La Barrera del Mar del Oeste es la razón por la que la mayoría de los tours incluyen Nampo en el itinerario, y justifica su inclusión. Completada en 1986 tras cinco años de construcción, cierra la boca del estuario del Taedong con ocho kilómetros de terraplén de hormigón y tres compuertas lo suficientemente grandes para pasar barcos de alta mar. La escala es genuinamente asombrosa en persona — no de la manera en que la arquitectura grandiosa es asombrosa, sino de la manera en que la ingeniería en el límite de lo que parecía posible es asombrosa. También recuperó vastas extensiones de tierra agrícola de las marismas. Si esto valió el coste ecológico para las pesquerías del Mar Amarillo no es una pregunta que nadie haga en voz alta en Nampo.

El complejo de la compuerta principal de la Barrera del Mar del Oeste desde la orilla este, un carguero pasando por la esclusa hacia el Mar Amarillo

Caminamos por el terraplén de la barrera por la tarde. El viento del Mar Amarillo era frío y sabía a sal y a algo más distante — ese olor de mar abierto que viene del agua que ha estado viajando durante mucho tiempo antes de llegar a ti. En el lado occidental, el mar se extendía hasta el horizonte sin nada que lo rompiera. En el lado oriental, el embalse de agua dulce era quieto y marrón bajo la luz de octubre, cañaverales a lo largo de sus márgenes, unas pocas garcetas trabajando los bajos. La barrera creó dos mundos diferentes a cada uno de sus lados, y caminar entre ellos se sentía como cruzar una frontera mucho más grande de lo que era.

La propia ciudad de Nampo es un puerto de trabajo, y el frente marítimo tiene el abandono honesto de las ciudades portuarias de cualquier lugar — grúas oxidadas, pilas de contenedores, el olor a combustible y agua fría. Unos pocos barcos pesqueros estaban llegando cuando pasamos por el puerto, y la captura era clasificada en el muelle por mujeres con delantales de goma. Nadie hizo señas al autobús de turismo. Esto pareció correcto. El puerto estaba ocupado haciendo cosas de puerto y nosotros éramos lo de menos.

Hileras de huertos de manzanos en Nampo en octubre, manzanas rojas contra hojas que se tornan amarillas, la costa del Mar Amarillo visible en la lejana distancia

Paramos de vuelta en un puesto de carretera donde una mujer vendía las manzanas de las que me habían hablado. Eran más pequeñas que las manzanas de exportación, ligeramente asimétricas, y su piel tenía la aspereza de la fruta que no ha sido pulida. La carne era densa y muy dulce con una ligera acidez en el corazón. Mi guía compró un kilo y las comimos en el autobús de regreso a Pyongyang con el sol tardío entrando por las ventanas naranja y cálido, y el sabor de manzana se mezclaba con el olor a polvo de la carretera, y por un momento el autobús se sintió como cualquier autobús en cualquier lugar, llevando a gente ordinaria a casa a través de una tarde ordinaria.
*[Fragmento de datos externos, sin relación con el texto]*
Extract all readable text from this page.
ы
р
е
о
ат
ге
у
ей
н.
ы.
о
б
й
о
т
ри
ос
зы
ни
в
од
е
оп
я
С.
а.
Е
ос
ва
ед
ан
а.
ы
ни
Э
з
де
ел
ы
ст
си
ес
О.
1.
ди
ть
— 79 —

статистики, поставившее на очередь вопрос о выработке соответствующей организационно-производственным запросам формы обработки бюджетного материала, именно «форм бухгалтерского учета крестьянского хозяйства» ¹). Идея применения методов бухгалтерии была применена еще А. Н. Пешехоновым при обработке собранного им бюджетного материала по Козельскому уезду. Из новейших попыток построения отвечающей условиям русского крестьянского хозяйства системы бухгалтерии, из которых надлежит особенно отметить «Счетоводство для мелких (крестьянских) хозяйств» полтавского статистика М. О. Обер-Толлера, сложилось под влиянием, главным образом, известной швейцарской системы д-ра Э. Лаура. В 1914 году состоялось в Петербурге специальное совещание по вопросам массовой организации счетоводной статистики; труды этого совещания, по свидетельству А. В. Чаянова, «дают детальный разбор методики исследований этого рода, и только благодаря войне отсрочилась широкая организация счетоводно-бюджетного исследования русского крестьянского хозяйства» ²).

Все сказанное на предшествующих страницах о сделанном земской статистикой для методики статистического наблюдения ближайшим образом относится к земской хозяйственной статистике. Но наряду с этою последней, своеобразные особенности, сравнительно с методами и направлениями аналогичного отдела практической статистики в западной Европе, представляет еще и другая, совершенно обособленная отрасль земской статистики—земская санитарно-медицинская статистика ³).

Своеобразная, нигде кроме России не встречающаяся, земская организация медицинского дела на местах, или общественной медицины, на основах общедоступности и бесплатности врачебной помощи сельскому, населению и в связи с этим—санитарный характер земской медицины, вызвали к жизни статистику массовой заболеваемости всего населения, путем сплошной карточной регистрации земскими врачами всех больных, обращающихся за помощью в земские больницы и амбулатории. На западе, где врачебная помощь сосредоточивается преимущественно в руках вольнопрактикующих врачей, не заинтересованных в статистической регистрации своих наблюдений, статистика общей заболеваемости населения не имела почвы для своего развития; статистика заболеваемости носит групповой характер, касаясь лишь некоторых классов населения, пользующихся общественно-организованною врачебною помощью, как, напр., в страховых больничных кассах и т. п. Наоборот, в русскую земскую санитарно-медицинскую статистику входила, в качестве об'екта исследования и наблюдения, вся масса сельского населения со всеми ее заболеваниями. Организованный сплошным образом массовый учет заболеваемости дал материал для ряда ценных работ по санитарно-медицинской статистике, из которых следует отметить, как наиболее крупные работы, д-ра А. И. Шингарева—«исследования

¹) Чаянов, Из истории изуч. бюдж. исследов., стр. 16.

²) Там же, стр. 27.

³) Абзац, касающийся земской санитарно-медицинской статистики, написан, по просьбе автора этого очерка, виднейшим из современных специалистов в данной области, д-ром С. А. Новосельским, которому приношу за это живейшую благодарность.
Cuándo ir: Septiembre y octubre son ideales — la cosecha de manzana está en pleno apogeo y la luz costera es la más dramática. La Barrera del Mar del Oeste es accesible todo el año como excursión de un día desde Pyongyang. Reserva un día completo para combinar la barrera con la zona portuaria y un recorrido por los campos de manzanas en las colinas sobre la ciudad.